The first half of Blue Moons comprises four plays, and it’s the one of the strongest mixes in Play by Play’s 14-year history. At opening, Donovan’s “Hurdy Gurdy Man” plays in the darkness, until the first image of Daniel Talbott’s Sometimes After Dinner causes the audience to titter: A middle-aged Guy (Epstein) sits on a park bench next to a Girl (Lauren Murphy). A large urn of sunflowers rests centerstage. Guy is naked save for his black socks and the black boombox snugly resting on his lap, as if this were King Lear’s midlife crisis. Girl is wearing glasses and a black cardigan over a blood-red blouse, her hair in a tight top bun. The pair listens to the psychedelic refrain, “When the Hurdy Gurdy Man/Comes singing songs of love/Hurdy gurdy, gurdy, hurdy gurdy gurdy he sang,” each perched on the bench like a fierce bird of prey ignoring a quivering mouse next to him. Farce easily leaps to mind, but what unfolds is a funny but affecting series of non sequiturs between two strangers dealing with loss. Paired with a discreet nod downward, Guy’s revelation, “Left my wife tonight at dinner . . . left everything,” earns laughs, which are soon topped by Girl’s “I was with a guy once who fucked me for Dodger tickets.” It’s a leap, and seems cheap, but Epstein and Murphy are so focused, so tight, and so connected to the spare outlines of characters that their lines take on a recognizable human ache: “The older I get, the further away I get from myself,” Guy states, leaning back firmly into the bench. His offhand statement of incredulity at being three hours naked on the bench without anyone noticing is soon met by Girl’s equally offhand response that “my dad died yesterday.” The ache of loss weaves the two together.

The next two plays—Final Moments by Fred Sahner, about middle-aged and newly widowed Doris Hurley’s (a pristine Randolph) funny and biting farewell to husband’s ashes, and David Zellnik’s Mohammed and the Sleeping Cat, a verbal pas de deux between Max (Epstein) and his present boy-toy, Jonah (a game Dan Fenaughty)—continue the unlikely couplings over loss. The breezy entr’acte music, Monty Python’s “Always Look on the Bright Side of Life,” sets up Final Moments’ mordant humor well, and Randolph’s performance as the edgy, boozy, blonde Doris is complex enough to overcome the sitcomish mistaking of urns. She renders the concluding epigram, “Marriage is harder than teaching ducks to dance,” with humane grace. Epstein and Fenaughty create believable May-December lovers, appropriately compared to the prophet’s indulgence of his beloved cat, and Epstein’s restrained acting is a wonder to behold, as it never uncoils.
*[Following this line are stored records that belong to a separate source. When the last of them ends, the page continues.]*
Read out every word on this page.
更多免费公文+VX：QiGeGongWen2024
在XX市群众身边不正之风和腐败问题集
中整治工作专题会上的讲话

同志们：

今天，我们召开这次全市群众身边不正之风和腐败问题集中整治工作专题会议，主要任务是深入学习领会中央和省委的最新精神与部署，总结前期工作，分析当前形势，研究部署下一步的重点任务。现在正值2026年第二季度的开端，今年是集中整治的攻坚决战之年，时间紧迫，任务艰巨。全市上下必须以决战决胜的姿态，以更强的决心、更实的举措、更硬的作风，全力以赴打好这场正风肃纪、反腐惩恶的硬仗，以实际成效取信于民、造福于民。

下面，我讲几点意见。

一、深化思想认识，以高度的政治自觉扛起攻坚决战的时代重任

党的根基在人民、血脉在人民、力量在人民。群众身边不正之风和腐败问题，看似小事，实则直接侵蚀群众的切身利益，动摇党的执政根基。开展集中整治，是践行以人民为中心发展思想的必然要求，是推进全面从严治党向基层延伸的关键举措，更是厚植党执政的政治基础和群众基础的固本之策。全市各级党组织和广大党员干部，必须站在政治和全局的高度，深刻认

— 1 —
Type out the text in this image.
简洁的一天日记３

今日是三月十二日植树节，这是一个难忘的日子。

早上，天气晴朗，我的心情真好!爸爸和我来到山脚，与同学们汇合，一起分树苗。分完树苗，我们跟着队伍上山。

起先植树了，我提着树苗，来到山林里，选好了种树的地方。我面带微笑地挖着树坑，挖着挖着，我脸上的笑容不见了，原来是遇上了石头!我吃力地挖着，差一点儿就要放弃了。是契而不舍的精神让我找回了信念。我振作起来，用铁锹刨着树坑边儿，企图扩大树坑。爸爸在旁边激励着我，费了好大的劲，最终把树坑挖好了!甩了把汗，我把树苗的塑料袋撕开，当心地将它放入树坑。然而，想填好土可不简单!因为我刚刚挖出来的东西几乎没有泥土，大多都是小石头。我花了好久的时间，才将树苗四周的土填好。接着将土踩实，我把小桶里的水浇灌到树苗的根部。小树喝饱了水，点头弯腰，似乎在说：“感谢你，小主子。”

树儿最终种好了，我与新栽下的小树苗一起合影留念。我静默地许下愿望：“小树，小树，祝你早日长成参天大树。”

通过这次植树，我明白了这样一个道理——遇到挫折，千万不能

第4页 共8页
Romulus Linney’s Two Whores—a poopdeck meeting between Sarah Bernhardt (Murphy) and Mary Todd Lincoln (Randolph)—follows Play by Play’s precedent of including a one-act centered on an imagined historical meeting. The unlikely encounter centers around being a woman and being a whore, and includes the singular moment of Mrs. Lincoln recalling the bit of her husband’s brain landing on her left hand, accompanied by the scene- closing strains of “Beautiful Dreamer.”

Alan Gelb’s Processional ends Blue Moons with the only full-cast play, and, as with the better plays here, centers on believable relationships simultaneously celebrating and mourning loss. Divorced Michael (Epstein) and Claire (Randolph) reunite to celebrate their son’s graduation from Brown University. The pair create a couple whose attraction is as believable as the reasons that they split. Full of laughs and edged with ache, Processional makes a fitting valedictory to the excellence of Stageworks/Hudson’s Play by Play: Blue Moons.